Afrique: Coopération – Le groupe ACP devient l’OEACP


Le sommet ACP (Afrique, Caraïbes et Pacifique) a approuvé l’accord révisé de Georgetown. Le Groupe des Etats ACP a franchi une étape décisive avec l’approbation de l’Accord révisé de Georgetown lors du 9e sommet des chefs d’Etat et de gouvernement ACP récemment conclu.

L’Accord révisé comprend des changements importants au sein de l’organisation, y compris un changement de nom du Groupe des États ACP à l’Organisation des États d’Afrique, des Caraïbes et du Pacifique (OEACP). L’Accord de Georgetown vise à assurer le développement durable et la réduction de la pauvreté dans les Etats membres. Lors du 7e sommet des chefs d’Etat ACP en Guinée Equatoriale et du 8e sommet à Port Moresby, Papouasie Nouvelle Guinée, les chefs d’Etat ont réaffirmé leur volonté politique en appelant à la transformation du Groupe des Etats ACP en une organisation internationale, prenant en compte l’évolution du contexte géopolitique mondial.

Dans cet esprit, le processus de révision de l’Accord de Georgetown a été lancé. En appelant à une révision de l’Accord de Georgetown, les Etats ACP ont renouvelé leur volonté de renforcer leur coopération, dans le domaine économique, et leur détermination à relever les défis du développement dans toutes ses dimensions (environnement et changement climatique, paix et sécurité, égalité des sexes et développement du secteur privé.
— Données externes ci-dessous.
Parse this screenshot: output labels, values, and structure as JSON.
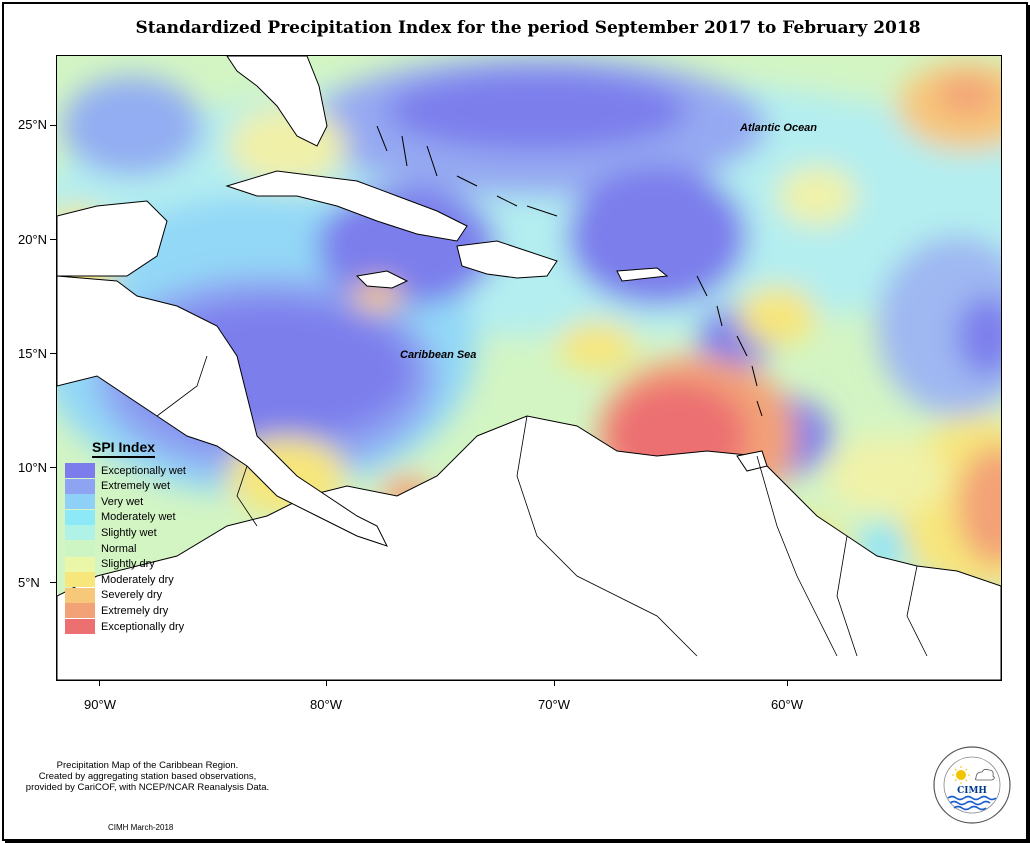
{
  "title": "Standardized Precipitation Index for the period September 2017 to February 2018",
  "map": {
    "labels": {
      "atlantic": "Atlantic Ocean",
      "caribbean": "Caribbean Sea"
    },
    "lat_ticks": [
      "25°N",
      "20°N",
      "15°N",
      "10°N",
      "5°N"
    ],
    "lon_ticks": [
      "90°W",
      "80°W",
      "70°W",
      "60°W"
    ]
  },
  "legend": {
    "title": "SPI Index",
    "items": [
      {
        "label": "Exceptionally wet",
        "color": "#7c7cec"
      },
      {
        "label": "Extremely wet",
        "color": "#8ea3f2"
      },
      {
        "label": "Very wet",
        "color": "#8fd0f7"
      },
      {
        "label": "Moderately wet",
        "color": "#8de8f7"
      },
      {
        "label": "Slightly wet",
        "color": "#b0f2e6"
      },
      {
        "label": "Normal",
        "color": "#cdf5c4"
      },
      {
        "label": "Slightly dry",
        "color": "#eaf7a8"
      },
      {
        "label": "Moderately dry",
        "color": "#f7e67c"
      },
      {
        "label": "Severely dry",
        "color": "#f7c77a"
      },
      {
        "label": "Extremely dry",
        "color": "#f3a277"
      },
      {
        "label": "Exceptionally dry",
        "color": "#ec6f72"
      }
    ]
  },
  "caption": {
    "line1": "Precipitation Map of the Caribbean Region.",
    "line2": "Created by aggregating station based observations,",
    "line3": "provided by CariCOF, with NCEP/NCAR Reanalysis Data.",
    "date": "CIMH March-2018"
  },
  "logo": {
    "name": "CIMH",
    "icon": "cimh-logo-icon"
  }
}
En outre, ils reconnaissent l’impact international qu’ils pourraient avoir en tant que groupe et en tant qu’acteur multilatéral majeur. Les recommandations approuvées par le conseil des ministres et par les chefs d’État et de gouvernement lors du 9e sommet ont conclu, outre le changement de nom, les changements suivants : l’accord comprend désormais treize chapitres, quarante-quatre articles et deux annexes, tandis que le précédent contenait cinq chapitres et trente-deux articles; le préambule a été ajusté; chaque chapitre de l’Accord contient un ensemble d’articles sur un thème spécifique; le nombre de thèmes abordés a été élargi afin d’aborder des défis et des problèmes mondiaux tels que l’environnement et les changements climatiques, la paix et la sécurité; l’organisation disposera d’un mécanisme de règlement des différends; le sommet des chefs d’Etat et de gouvernement est désormais chargé de la nomination et de la décharge du secrétaire général; les dispositions financières comprendront la création d’un fonds de dotation et d’un fonds en fiducie ainsi que d’un comité de vérification et du budget. À ce jour, dix-sept États membres ont signé l’accord révisé. Tous les États membres sont encouragés à le faire.